My big regret is that it took me so damn long to realize this brilliant band were doing what they do. I could have been listening to these guys all through high school. They would have been a serious part of my 'life's soundtrack', if you will. I suspect they still will be, I just wish I had been turned on to Ween before six months ago. Anyway, if you want some amazing, honest, unpretentious, psychedelic rock-pop then look no further than Ween. I will say it again; possibly the greatest band to ever walk the earth.
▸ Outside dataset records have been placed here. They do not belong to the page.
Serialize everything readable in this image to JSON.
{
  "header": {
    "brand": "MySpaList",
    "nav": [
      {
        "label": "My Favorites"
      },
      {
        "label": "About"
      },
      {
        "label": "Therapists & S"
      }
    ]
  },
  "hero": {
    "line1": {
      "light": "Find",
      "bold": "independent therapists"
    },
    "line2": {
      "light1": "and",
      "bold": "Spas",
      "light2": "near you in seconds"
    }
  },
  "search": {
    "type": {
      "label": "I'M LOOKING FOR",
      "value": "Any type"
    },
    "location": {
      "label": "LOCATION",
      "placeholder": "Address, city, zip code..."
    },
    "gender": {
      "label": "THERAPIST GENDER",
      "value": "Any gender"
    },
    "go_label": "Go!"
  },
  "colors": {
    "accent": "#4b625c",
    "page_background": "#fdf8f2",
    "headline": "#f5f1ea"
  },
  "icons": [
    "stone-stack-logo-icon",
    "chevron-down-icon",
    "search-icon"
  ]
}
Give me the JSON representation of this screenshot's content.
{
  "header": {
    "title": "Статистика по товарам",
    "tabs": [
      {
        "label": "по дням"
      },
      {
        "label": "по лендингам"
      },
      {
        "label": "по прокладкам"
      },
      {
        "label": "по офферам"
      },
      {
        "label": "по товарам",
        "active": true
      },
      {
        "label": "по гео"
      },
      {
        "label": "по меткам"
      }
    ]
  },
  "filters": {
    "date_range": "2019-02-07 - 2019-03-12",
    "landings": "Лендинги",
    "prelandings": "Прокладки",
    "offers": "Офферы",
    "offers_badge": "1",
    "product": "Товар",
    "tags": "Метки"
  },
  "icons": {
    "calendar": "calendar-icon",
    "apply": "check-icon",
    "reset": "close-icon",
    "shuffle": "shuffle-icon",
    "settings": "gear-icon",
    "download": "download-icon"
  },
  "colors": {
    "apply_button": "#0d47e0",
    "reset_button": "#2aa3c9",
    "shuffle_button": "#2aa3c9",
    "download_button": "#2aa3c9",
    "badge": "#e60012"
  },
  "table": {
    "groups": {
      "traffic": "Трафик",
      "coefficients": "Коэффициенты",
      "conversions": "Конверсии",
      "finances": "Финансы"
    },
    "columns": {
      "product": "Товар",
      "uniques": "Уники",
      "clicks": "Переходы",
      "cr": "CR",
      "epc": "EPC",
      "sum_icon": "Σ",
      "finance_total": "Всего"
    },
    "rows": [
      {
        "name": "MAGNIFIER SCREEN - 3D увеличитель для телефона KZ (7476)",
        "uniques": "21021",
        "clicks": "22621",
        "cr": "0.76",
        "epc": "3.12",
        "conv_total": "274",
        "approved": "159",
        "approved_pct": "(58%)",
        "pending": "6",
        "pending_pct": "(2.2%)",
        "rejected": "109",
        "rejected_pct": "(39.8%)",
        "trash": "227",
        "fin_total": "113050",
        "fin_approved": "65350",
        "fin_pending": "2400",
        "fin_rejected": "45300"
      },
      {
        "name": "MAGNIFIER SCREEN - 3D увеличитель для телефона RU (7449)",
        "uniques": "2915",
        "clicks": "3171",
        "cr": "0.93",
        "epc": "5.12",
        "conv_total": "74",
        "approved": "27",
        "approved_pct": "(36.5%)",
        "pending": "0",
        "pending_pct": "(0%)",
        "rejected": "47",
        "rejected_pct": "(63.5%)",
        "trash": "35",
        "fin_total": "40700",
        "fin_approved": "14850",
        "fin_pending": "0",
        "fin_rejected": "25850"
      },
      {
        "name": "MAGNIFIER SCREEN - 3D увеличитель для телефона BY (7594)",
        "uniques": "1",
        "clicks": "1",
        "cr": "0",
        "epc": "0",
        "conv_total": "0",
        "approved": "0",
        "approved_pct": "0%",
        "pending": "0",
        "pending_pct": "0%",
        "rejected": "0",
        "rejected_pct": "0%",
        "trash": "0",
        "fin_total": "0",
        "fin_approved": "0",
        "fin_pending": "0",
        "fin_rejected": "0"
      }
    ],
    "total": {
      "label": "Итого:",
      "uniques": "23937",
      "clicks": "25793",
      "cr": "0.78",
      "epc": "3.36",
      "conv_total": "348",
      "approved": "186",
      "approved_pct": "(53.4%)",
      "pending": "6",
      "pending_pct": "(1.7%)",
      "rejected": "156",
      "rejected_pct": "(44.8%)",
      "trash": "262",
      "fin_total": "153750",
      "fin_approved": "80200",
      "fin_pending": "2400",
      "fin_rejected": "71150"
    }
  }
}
All hail the might Boognish, may he grant you wealth and power.

Saturday, October 30, 2010

Return of the Pretty Hate Machine


It was recently announced on the Nine Inch Nails official website that NIN's first album, Pretty Hate Machine, is going to be remastered and re-issued. This, I have to say, is very good news. I have always loved Pretty Hate Machine since I was first exposed to it in early high school. It is a fantastic album from start to finish. The record is almost entirely electronic, even more synth heavy than any of Reznor's later NIN albums. Reznor wrote and recorded Hate Machine when he was barely into his twenties, and although it lacks the sonic complexity of later stuff there is no denying the importance of this album not only to Nine Inch Nails fans such as myself, but also to the progression of modern music itself during the early nineties when it was released.

However the thing with Pretty Hate Machine is, that by modern standards, this just isn't a very well produced record. It sounds very 'tinny' and the lower bass tones are very understated. This gives the album a dated sound and it has always bothered me. To hear such brilliantly written and arranged tracks so under-produced dates this album so much. I can't wait to hear this thing once Reznor has put it through the sound lab and gives these songs a new life.

The currently announced release date is the 22nd of November. I will be making sure I have space cleared and ready on my mp3 player come November.